Moonwalk: Ece Sukan & Metin Gürsoy

UnframedJune 23, 2018
Moonwalk: Ece Sukan & Metin Gürsoy

“Marka olmak” üzerine ne çok konuştuğumuz bir dönemdeyiz. Markaların varoluş mücadelesi ile bireysel markalaşma savaşı arasında sıkışan sosyal medyanın hayatımızda kapladığı alanı da düşününce… Birçoğumuzun bu uğurda kurban, kimisinin fırsatları doğru kullanarak şanslı ve kimisinin de sadece maruz kalarak şikayetçi olduğunu görüyoruz. Marka olma fikri birçok kişinin zihninde yerli-yersiz birçok soru işareti doğururken konuyu birincil muhataplarından Ece Sükan ve Metin Gürsoy’la uzun uzun konuşabilecek kadar şanslıyız. Konuşmamıza lüksü eksenine aldığımız bir dönüşüm hikayesi eşlik ediyor. Her şeyin şeffaflaştığı bir dönemde, ‘mış gibi’ yapma şansı ortadan kalkıyor ve şimdi alabildiğine özgün olan kazanıyor. Nasıl mı? Okumaya devam edin, ne demek istediğimizi anlayacaksınız.

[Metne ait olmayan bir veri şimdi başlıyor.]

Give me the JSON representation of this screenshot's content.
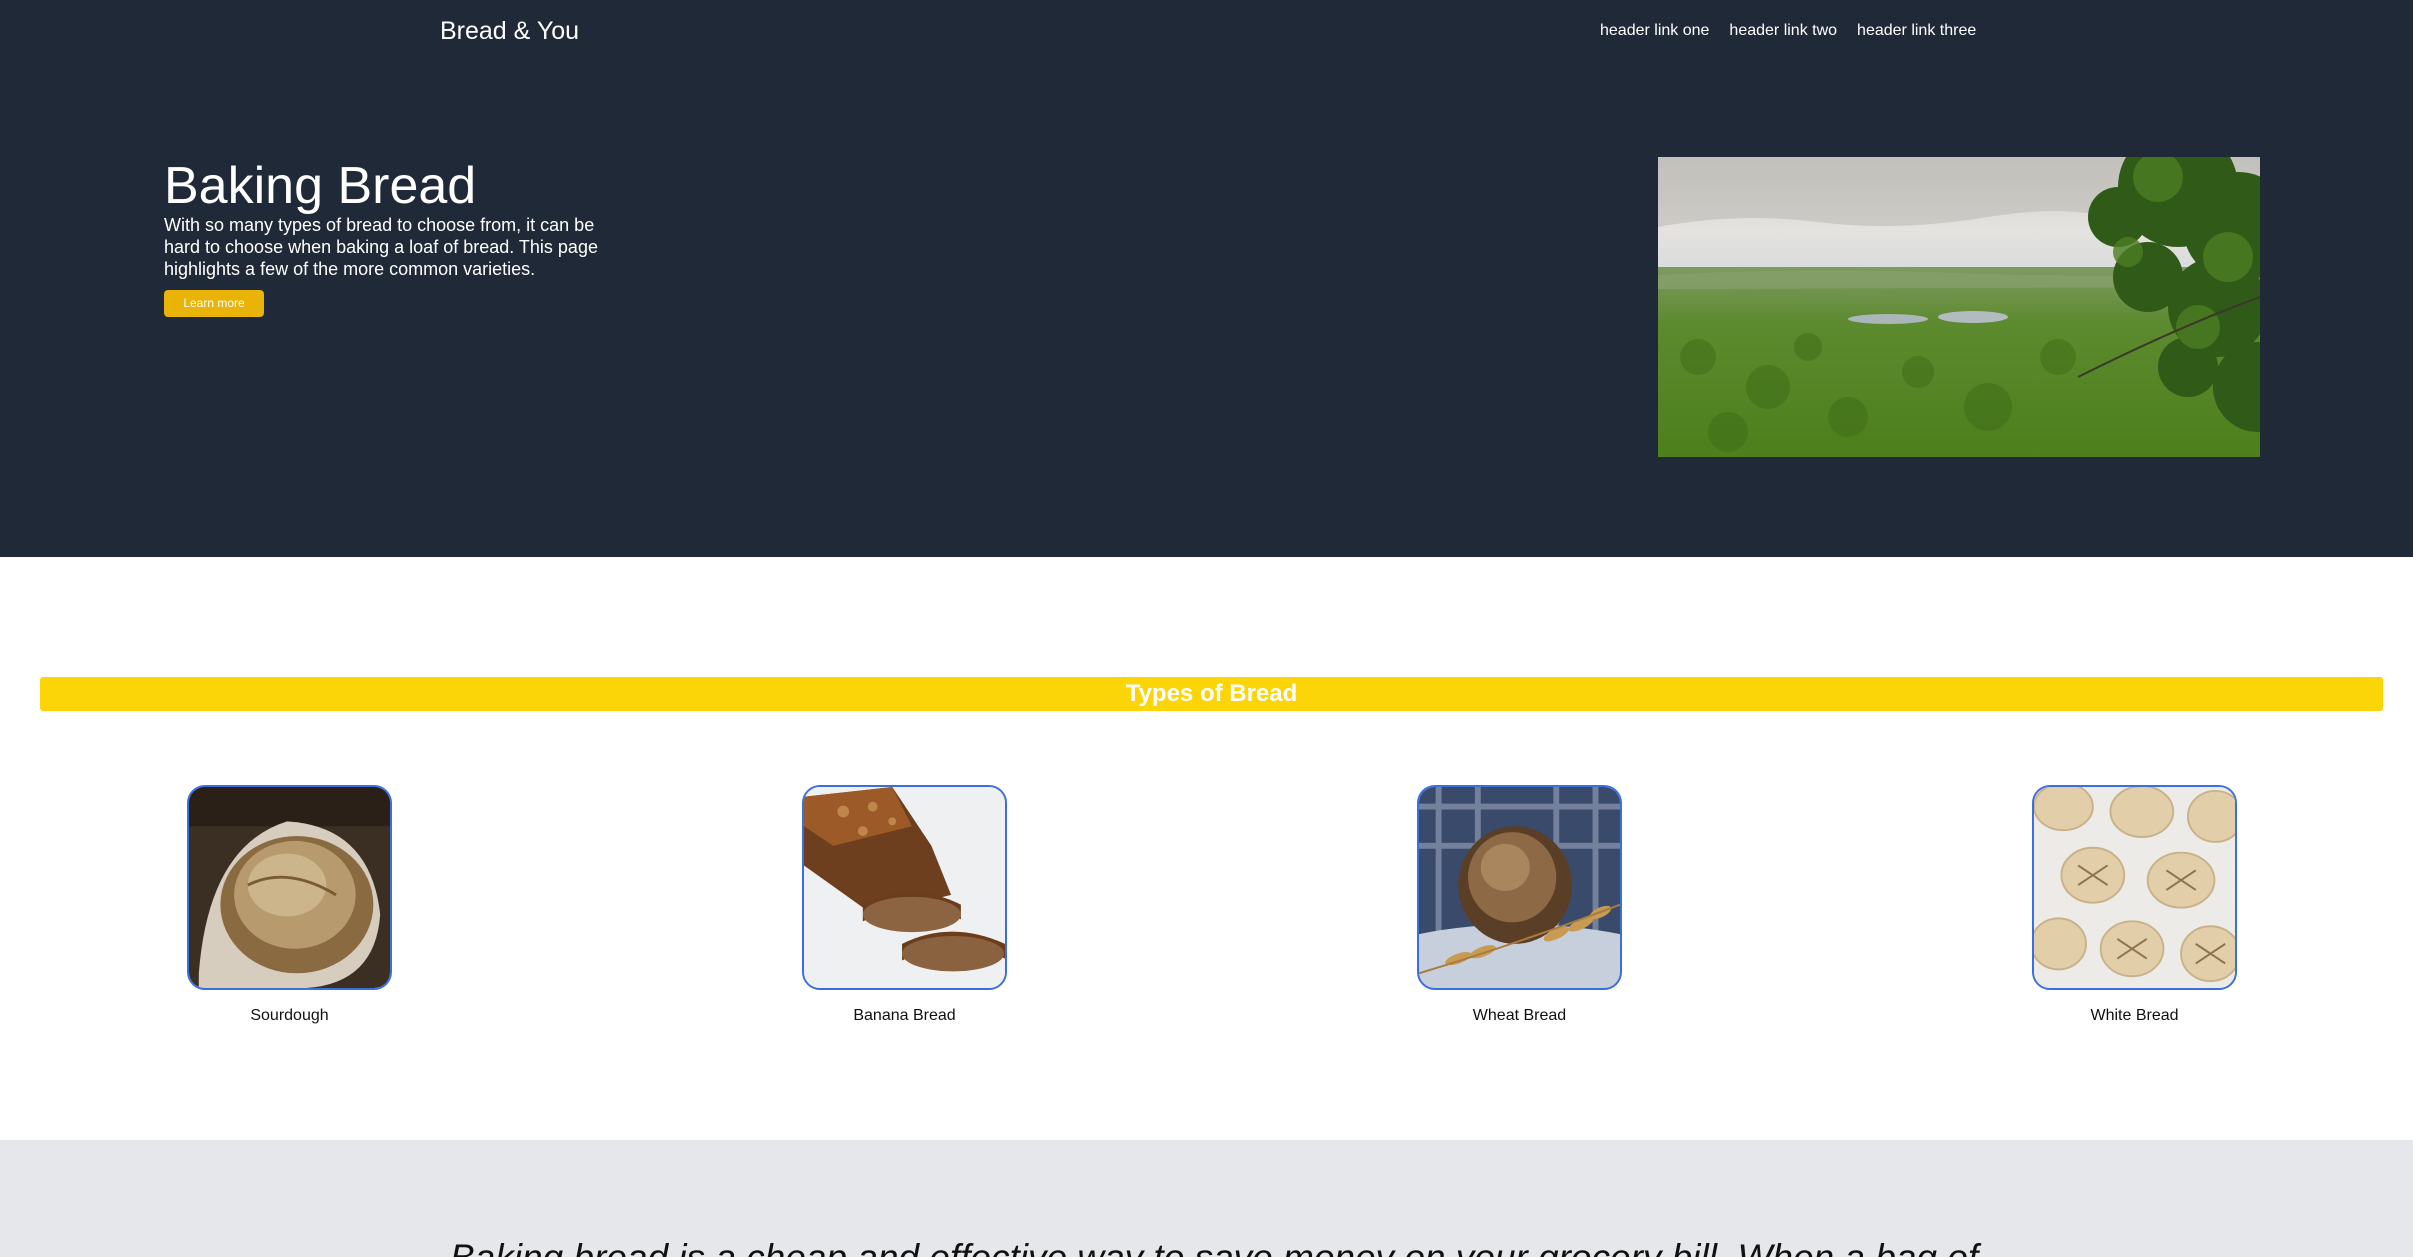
{
  "header": {
    "brand": "Bread & You",
    "links": [
      "header link one",
      "header link two",
      "header link three"
    ]
  },
  "hero": {
    "title": "Baking Bread",
    "text": "With so many types of bread to choose from, it can be hard to choose when baking a loaf of bread. This page highlights a few of the more common varieties.",
    "button_label": "Learn more"
  },
  "types": {
    "title": "Types of Bread",
    "items": [
      "Sourdough",
      "Banana Bread",
      "Wheat Bread",
      "White Bread"
    ]
  },
  "quote": {
    "text": "Baking bread is a cheap and effective way to save money on your grocery bill. When a bag of"
  },
  "colors": {
    "hero_bg": "#1f2937",
    "accent_yellow": "#fcd508",
    "button": "#eab308",
    "card_border": "#3b6fe0",
    "quote_bg": "#e5e7eb"
  }
}
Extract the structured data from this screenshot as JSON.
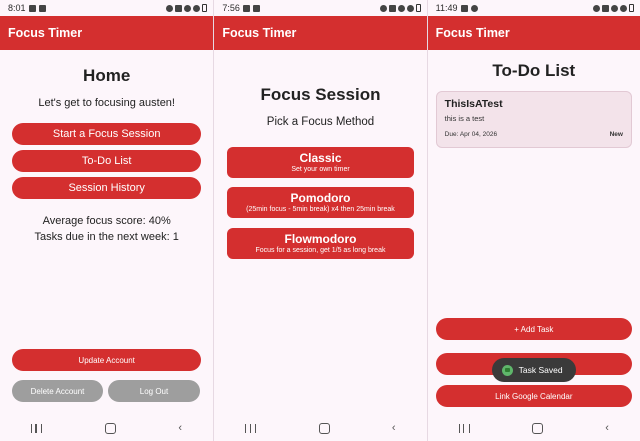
{
  "screens": [
    {
      "status_time": "8:01",
      "app_title": "Focus Timer",
      "heading": "Home",
      "greeting": "Let's get to focusing austen!",
      "buttons": {
        "start": "Start a Focus Session",
        "todo": "To-Do List",
        "history": "Session History"
      },
      "stats": {
        "focus_score": "Average focus score: 40%",
        "tasks_due": "Tasks due in the next week: 1"
      },
      "account": {
        "update": "Update Account",
        "delete": "Delete Account",
        "logout": "Log Out"
      }
    },
    {
      "status_time": "7:56",
      "app_title": "Focus Timer",
      "heading": "Focus Session",
      "subheading": "Pick a Focus Method",
      "methods": [
        {
          "title": "Classic",
          "desc": "Set your own timer"
        },
        {
          "title": "Pomodoro",
          "desc": "(25min focus - 5min break) x4 then 25min break"
        },
        {
          "title": "Flowmodoro",
          "desc": "Focus for a session, get 1/5 as long break"
        }
      ]
    },
    {
      "status_time": "11:49",
      "app_title": "Focus Timer",
      "heading": "To-Do List",
      "task": {
        "title": "ThisIsATest",
        "description": "this is a test",
        "due": "Due: Apr 04, 2026",
        "status": "New"
      },
      "buttons": {
        "add_task": "+ Add Task",
        "link_calendar": "Link Google Calendar"
      },
      "toast": "Task Saved"
    }
  ],
  "icons": [
    "status-bar-icons",
    "battery-icon",
    "nav-recents-icon",
    "nav-home-icon",
    "nav-back-icon",
    "toast-app-icon"
  ],
  "colors": {
    "primary": "#d42f2f",
    "background": "#fdf6fb",
    "secondary_button": "#9e9e9e",
    "toast": "#3a3a3a"
  }
}
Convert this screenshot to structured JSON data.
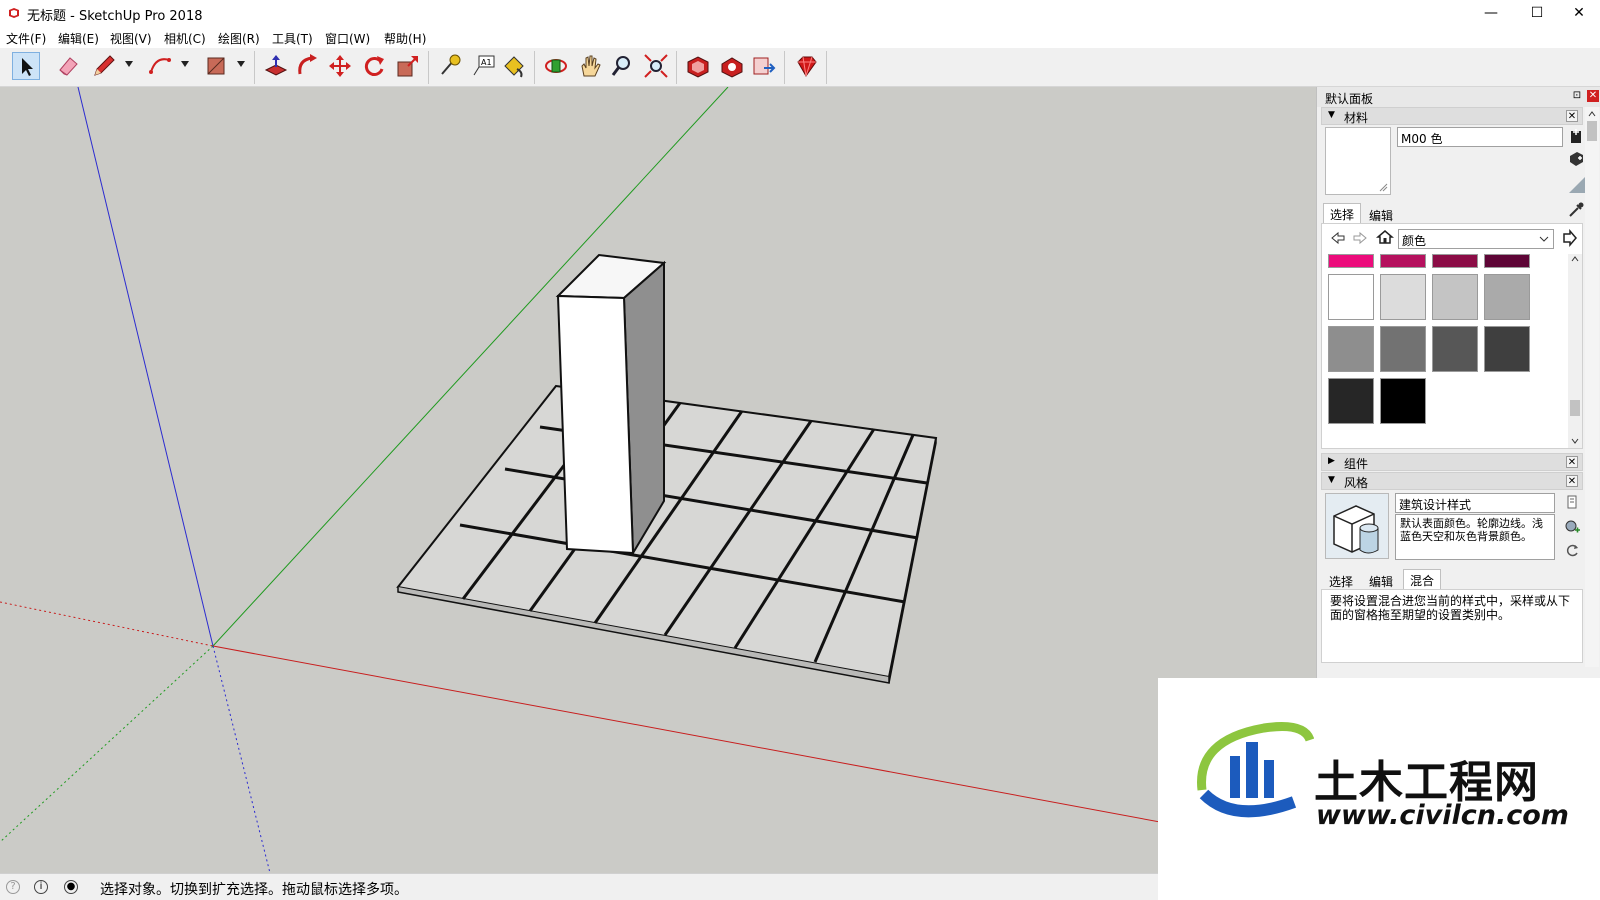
{
  "window": {
    "title": "无标题 - SketchUp Pro 2018",
    "minimize_glyph": "—",
    "maximize_glyph": "☐",
    "close_glyph": "✕"
  },
  "menu": [
    "文件(F)",
    "编辑(E)",
    "视图(V)",
    "相机(C)",
    "绘图(R)",
    "工具(T)",
    "窗口(W)",
    "帮助(H)"
  ],
  "toolbar": {
    "icons": [
      "select-arrow-icon",
      "eraser-icon",
      "pencil-line-icon",
      "arc-icon",
      "rectangle-icon",
      "push-pull-icon",
      "follow-me-icon",
      "move-icon",
      "rotate-icon",
      "scale-icon",
      "tape-measure-icon",
      "text-label-icon",
      "paint-bucket-icon",
      "orbit-icon",
      "pan-hand-icon",
      "zoom-icon",
      "zoom-extents-icon",
      "3d-warehouse-icon",
      "extension-warehouse-icon",
      "layout-send-icon",
      "ruby-extension-icon"
    ]
  },
  "tray": {
    "title": "默认面板",
    "pin_glyph": "⊡",
    "close_glyph": "✕",
    "materials": {
      "header": "材料",
      "name_value": "M00 色",
      "tab_select": "选择",
      "tab_edit": "编辑",
      "category_value": "颜色",
      "colors": {
        "top_row": [
          "#ec0c7c",
          "#b5115e",
          "#8b0c46",
          "#5e0536"
        ],
        "row1": [
          "#ffffff",
          "#dcdcdc",
          "#c4c4c4",
          "#aaaaaa"
        ],
        "row2": [
          "#8e8e8e",
          "#727272",
          "#575757",
          "#3f3f3f"
        ],
        "row3": [
          "#262626",
          "#000000"
        ]
      }
    },
    "components": {
      "header": "组件"
    },
    "styles": {
      "header": "风格",
      "style_name": "建筑设计样式",
      "style_desc": "默认表面颜色。轮廓边线。浅蓝色天空和灰色背景颜色。",
      "tab_select": "选择",
      "tab_edit": "编辑",
      "tab_mix": "混合",
      "mix_hint": "要将设置混合进您当前的样式中，采样或从下面的窗格拖至期望的设置类别中。"
    }
  },
  "status": {
    "text": "选择对象。切换到扩充选择。拖动鼠标选择多项。"
  },
  "watermark": {
    "name": "土木工程网",
    "url": "www.civilcn.com"
  },
  "colors": {
    "viewport_bg": "#cbcbc7",
    "axis_red": "#c81e1e",
    "axis_green": "#1f9a1f",
    "axis_blue": "#2121c0",
    "face": "#ffffff",
    "ground_tile": "#d7d7d5"
  }
}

Lüksü nasıl tanımlarsınız?

Ece Sükan: En geniş tanımıyla lüks; kişinin kendi hayatındaki ‘denge’yi bulabilmesi ve oturtabilmesi. Bunun içerisine iş, kariyer, aile, kendine ayırdığı kaliteli zaman, sağlık, seyahat, ilgi alanları, arkadaşlar, özel hayat, sosyal sorumluluklar hepsi giriyor… Holistik bir yaklaşımla sürdürülebilir bir hayat yaşayabilmek bence günümüzün en büyük lüksü. “The new futurists are the environmentalists.” Her şeyin şeffaflaştığı bir dönemde yaşıyoruz. Ve artık bireylerin veya markaların ‘mış gibi’ yapma şansları yok. Her şey ortada, apaçık gözümüzün önünde. Bütünüyle yaklaşılmayan, 360 derece iletişimi düşünülmeyen hiçbir şey var olamıyor.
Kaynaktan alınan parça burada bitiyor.